1751-05-10, de Voltaire [François Marie Arouet] à Frederick II, king of Prussia.

Sire,

Si je ne suis pas court, pardonnez moy.

Hier le fidèle Darget m'aprit avec douleur qu'on parloit dans Paris de votre poème. Je viens de luy montrer les 18 lettres que je reçus hier. Elles sont de Cadix. Il n'y est pas question de vers.

Permettez que je montre à votre majesté les 6 dernières lettres de ma nièce, l'unique personne avec qui je suis en correspondance. Elles sont touttes six numérotées de sa main. Elle me parle avec confiance de vous et de tout. Si je luy avois écrit un mot du poème elle en parleroit. Je ne luy ay pas même envoyé l'énigme que j'avois faitte et que je vous ay montrée, de peur qu'elle ne la devinât.

Ce ne sont pas les confidents de vos admirables amusements qui en parlent. Je réponds de Darget et de moy.

Daignez jetter les yeux sur les endroits souslignez de ces lettres où il est question de votre majesté, de Dargens, de Potsdam, de Dammon etc.. Votre majesté n'y perdra rien. Elle verra mon innocence, mes sentiments et mes desseins.

Il y a onze mois que je suis party, je comptois en passer deux à vos pieds.

Je peux avoir en France un privilège d'imprimer le siècle de Louis 14. Je suis prest à L'imprimer à Berlin si cela vous fait plaisir, et je le demande à votre majesté.

Je ne vous flatte pas (que je sache) et vous savez par mes hardiesses sur vos beaux ouvrages si j'aime et si je dis la vérité. Je vous admire comme le plus grand homme de L'Europe, et j'ose vous chérir comme le plus aimable. Ne croyez pas que je sois icy pour une troisième raison.

Vous savez que je suis sensible. Soyez sûr que je le suis avec entousiasme à touttes vos bontez, et que votre personne fait le bonheur de ma vie.

Après vous j'aime le travail et la retraitte. Qui que ce soit icy ne se plaint de moy. Je demande à votre majesté une grâce pour ne point altérer ce bonheur que je luy dois, c'est de ne me point chasser de l'apartement qu'elle a daigné me donner à Berlin jusqu'à mon voiage à Paris.

Si j'en sortois on mettroit dans les gazettes que votre majesté m'a chassé de chez elle, que je suis mal avec elle, et ce seroit une nouvelle amertume, un nouvau procez, une nouvelle justification aux yeux de L'Europe qui a les yeux fixez sur vos moindres démarches … et sur les miennes parce que je vous aproche. J'en sortirai dès qu'il viendra quelque prince dont il faudra loger la suitte et alors la chose sera honnête.

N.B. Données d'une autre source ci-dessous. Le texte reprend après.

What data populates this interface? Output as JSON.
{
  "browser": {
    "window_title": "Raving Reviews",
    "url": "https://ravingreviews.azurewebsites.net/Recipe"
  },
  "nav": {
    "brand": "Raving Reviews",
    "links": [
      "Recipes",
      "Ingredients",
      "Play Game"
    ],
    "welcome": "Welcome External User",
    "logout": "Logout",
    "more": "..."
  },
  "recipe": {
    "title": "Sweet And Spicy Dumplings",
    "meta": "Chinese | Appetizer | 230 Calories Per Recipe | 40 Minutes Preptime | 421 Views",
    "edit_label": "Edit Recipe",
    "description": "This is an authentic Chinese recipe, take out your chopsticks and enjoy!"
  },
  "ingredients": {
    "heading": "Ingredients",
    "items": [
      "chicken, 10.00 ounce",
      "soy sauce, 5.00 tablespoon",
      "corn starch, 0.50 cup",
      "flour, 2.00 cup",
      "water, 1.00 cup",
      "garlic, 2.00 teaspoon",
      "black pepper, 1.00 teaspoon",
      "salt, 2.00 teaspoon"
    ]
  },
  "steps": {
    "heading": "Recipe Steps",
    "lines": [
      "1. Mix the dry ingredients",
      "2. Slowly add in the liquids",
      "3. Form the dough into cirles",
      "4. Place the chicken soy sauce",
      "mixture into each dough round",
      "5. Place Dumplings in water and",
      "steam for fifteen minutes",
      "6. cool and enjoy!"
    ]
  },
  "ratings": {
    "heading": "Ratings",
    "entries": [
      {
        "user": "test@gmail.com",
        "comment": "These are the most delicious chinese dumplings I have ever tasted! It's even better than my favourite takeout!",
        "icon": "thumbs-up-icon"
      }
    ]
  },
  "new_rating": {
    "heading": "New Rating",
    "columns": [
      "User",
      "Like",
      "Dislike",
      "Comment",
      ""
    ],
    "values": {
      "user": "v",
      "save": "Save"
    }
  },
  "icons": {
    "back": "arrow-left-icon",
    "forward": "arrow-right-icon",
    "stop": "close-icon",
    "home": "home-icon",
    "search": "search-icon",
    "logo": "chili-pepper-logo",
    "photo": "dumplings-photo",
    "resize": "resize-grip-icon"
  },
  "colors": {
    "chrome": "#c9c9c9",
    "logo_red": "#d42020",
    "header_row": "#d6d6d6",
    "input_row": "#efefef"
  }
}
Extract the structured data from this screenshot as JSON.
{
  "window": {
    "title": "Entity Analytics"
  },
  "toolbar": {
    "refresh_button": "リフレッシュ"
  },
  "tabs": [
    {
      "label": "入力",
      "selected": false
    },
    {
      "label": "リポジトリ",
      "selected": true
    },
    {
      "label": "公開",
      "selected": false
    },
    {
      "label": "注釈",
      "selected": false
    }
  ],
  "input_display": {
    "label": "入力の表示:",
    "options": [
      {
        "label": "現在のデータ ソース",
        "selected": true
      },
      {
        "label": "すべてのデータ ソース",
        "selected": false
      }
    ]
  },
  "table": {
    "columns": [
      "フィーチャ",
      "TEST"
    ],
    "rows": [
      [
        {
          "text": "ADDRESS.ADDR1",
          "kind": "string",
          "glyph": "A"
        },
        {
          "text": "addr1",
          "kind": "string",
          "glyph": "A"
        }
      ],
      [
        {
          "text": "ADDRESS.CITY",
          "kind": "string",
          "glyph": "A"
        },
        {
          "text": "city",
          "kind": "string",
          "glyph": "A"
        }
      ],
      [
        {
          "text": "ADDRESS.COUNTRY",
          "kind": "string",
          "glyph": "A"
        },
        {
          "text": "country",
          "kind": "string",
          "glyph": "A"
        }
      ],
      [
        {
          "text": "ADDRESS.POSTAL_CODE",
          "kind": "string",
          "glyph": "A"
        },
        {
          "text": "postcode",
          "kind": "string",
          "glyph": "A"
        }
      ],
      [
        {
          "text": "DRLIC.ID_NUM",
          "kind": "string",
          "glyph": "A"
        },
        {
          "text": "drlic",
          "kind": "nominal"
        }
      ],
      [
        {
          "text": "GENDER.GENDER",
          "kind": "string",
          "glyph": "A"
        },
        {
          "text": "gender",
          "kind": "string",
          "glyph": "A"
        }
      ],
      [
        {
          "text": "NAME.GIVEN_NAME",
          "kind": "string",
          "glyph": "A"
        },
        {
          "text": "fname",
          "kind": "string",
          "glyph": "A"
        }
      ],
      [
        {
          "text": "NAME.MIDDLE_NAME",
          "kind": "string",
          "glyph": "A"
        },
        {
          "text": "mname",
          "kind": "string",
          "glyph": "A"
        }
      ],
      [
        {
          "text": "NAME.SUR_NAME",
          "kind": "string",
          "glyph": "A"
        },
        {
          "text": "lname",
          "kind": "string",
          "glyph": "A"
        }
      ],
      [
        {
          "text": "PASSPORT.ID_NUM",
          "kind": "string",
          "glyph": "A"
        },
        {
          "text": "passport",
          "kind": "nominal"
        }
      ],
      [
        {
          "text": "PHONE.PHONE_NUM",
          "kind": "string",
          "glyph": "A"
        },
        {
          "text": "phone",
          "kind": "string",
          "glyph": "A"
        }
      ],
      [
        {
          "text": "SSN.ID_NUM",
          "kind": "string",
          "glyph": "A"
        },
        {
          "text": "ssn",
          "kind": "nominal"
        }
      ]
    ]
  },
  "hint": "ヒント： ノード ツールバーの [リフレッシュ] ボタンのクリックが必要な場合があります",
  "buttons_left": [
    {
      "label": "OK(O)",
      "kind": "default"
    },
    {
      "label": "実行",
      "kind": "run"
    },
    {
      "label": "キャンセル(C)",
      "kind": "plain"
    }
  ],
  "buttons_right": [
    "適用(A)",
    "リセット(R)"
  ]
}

J'ay eu le malheur d'être traitté par Chazot comme le curé de Mekelbourg. On a dit alors que votre majesté ne soufriroit plus que je logeasse dans son palais de Berlin. Je n'ay pas proféré la moindre plainte contre Chazot. Je ne me plaindrai jamais de luy ny de quiconque a pu l'aigrir. J'oublie tout, je vis tranquille; je soufre mes maladies avec patience, et je suis trop heureux auprès de vous.

Si votre majesté vouloit seulement s'informer du comte de Rotembourg et de M. Jarrige comment je me suis conduit dans l'affaire d'Hirshell, elle verroit que j'ay agi en homme digne de sa protection, et digne d'être venu auprès de luy.

Mon nom ira peutêtre à la suitte du vôtre à la postérité, comme celuy de l'affranchi de Ciceron. J'espère qu'en attendant, le Ciceron, l'Horace le Marc Aurele de l'Allemagne, me fera achever ma vie en l'admirant et en le bénissant.

V.

Je suplie votre majesté de daigner me renvoyer ces lettres.